3. Include a can’t-refuse offer. The vast majority of people who receive your postcard are going to look at it; you just can’t say that about email. About 70-80% of Americans read their direct mail— most of them immediately. So, direct mail content isn’t the place for barely-there offers.

If you’re going to pay for postage and printing, and reach out to your customers in their own homes, you better make it count—like Boden did with this 50% off sale announcement. You need to give your customers something worth reading. You can do this by repurposing your best email offers for print; i.e., look at the performance data of previous online campaigns, and edit the best ones to test offline. Another winning strategy is to add a postcard as a closer to an email sequence, such as a cross-channel cart abandonment campaign where the marketing continues to get harder to refuse with each message.

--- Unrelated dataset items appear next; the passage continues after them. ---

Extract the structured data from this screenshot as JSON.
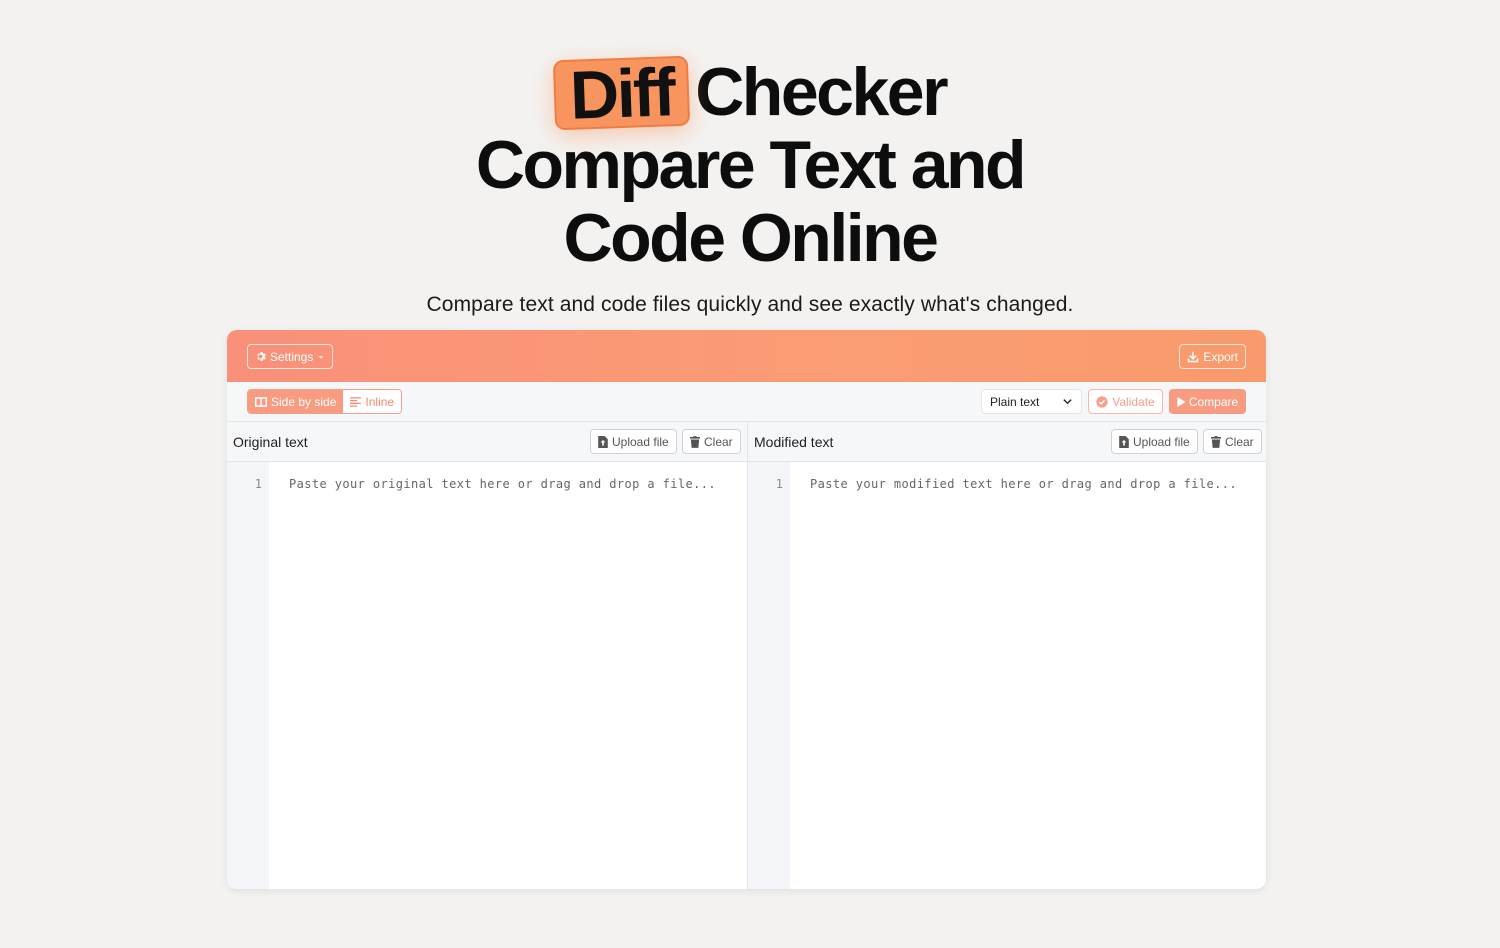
{
  "hero": {
    "badge": "Diff",
    "title_line1_rest": "Checker",
    "title_line2": "Compare Text and",
    "title_line3": "Code Online",
    "subtitle": "Compare text and code files quickly and see exactly what's changed."
  },
  "topbar": {
    "settings_label": "Settings",
    "export_label": "Export"
  },
  "toolbar": {
    "view_modes": [
      {
        "label": "Side by side",
        "icon": "columns-icon",
        "active": true
      },
      {
        "label": "Inline",
        "icon": "lines-icon",
        "active": false
      }
    ],
    "language_selected": "Plain text",
    "validate_label": "Validate",
    "compare_label": "Compare"
  },
  "panes": {
    "original": {
      "title": "Original text",
      "upload_label": "Upload file",
      "clear_label": "Clear",
      "line_number": "1",
      "placeholder": "Paste your original text here or drag and drop a file..."
    },
    "modified": {
      "title": "Modified text",
      "upload_label": "Upload file",
      "clear_label": "Clear",
      "line_number": "1",
      "placeholder": "Paste your modified text here or drag and drop a file..."
    }
  },
  "colors": {
    "accent": "#f89b80",
    "badge": "#f8955f",
    "background": "#f3f2f0"
  }
}
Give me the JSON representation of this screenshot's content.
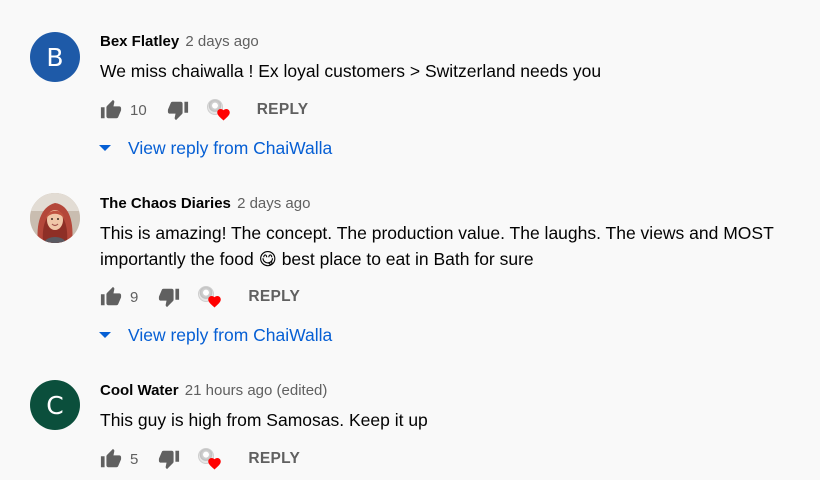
{
  "comments": [
    {
      "author": "Bex Flatley",
      "time": "2 days ago",
      "avatar_letter": "B",
      "avatar_color": "#1e5aa8",
      "text_lines": [
        "We miss chaiwalla ! Ex loyal customers > Switzerland needs you"
      ],
      "likes": "10",
      "reply_label": "REPLY",
      "view_replies": "View reply from ChaiWalla"
    },
    {
      "author": "The Chaos Diaries",
      "time": "2 days ago",
      "avatar_letter": "",
      "avatar_color": "#8a5a4a",
      "text_lines": [
        "This is amazing! The concept. The production value. The laughs. The views and MOST",
        "importantly the food",
        "best place to eat in Bath for sure"
      ],
      "emoji": "😋",
      "likes": "9",
      "reply_label": "REPLY",
      "view_replies": "View reply from ChaiWalla"
    },
    {
      "author": "Cool Water",
      "time": "21 hours ago (edited)",
      "avatar_letter": "C",
      "avatar_color": "#0b4f3c",
      "text_lines": [
        "This guy is high from Samosas. Keep it up"
      ],
      "likes": "5",
      "reply_label": "REPLY"
    }
  ],
  "colors": {
    "link": "#065fd4",
    "heart": "#ff0000",
    "icon": "#606060"
  }
}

4. Write a cross-channel CTA. While the goal of direct response marketing is to send consumers targeted messages seeking specific responses (buy a product, subscribe now, etc.), your task is not that straightforward with modern direct mail. At Inkit, we find direct mail is an amazing offline tool to reinvigorate your online sales funnel. (In fact, direct mail and email work best together, according to a study by Go Inspire Group). In e-commerce, think of direct mail postcards as a means to connect with your online customers in the real world. Keep this in mind as one of your goals when you write your CTA. Craft a postcard call-to-action that drives consumers to take action on another channel, thus re-engaging with your brand and triggering additional online touchpoints. For example, you might send a postcard alerting customers of new loyalty points, driving them online to activate/redeem their new balance.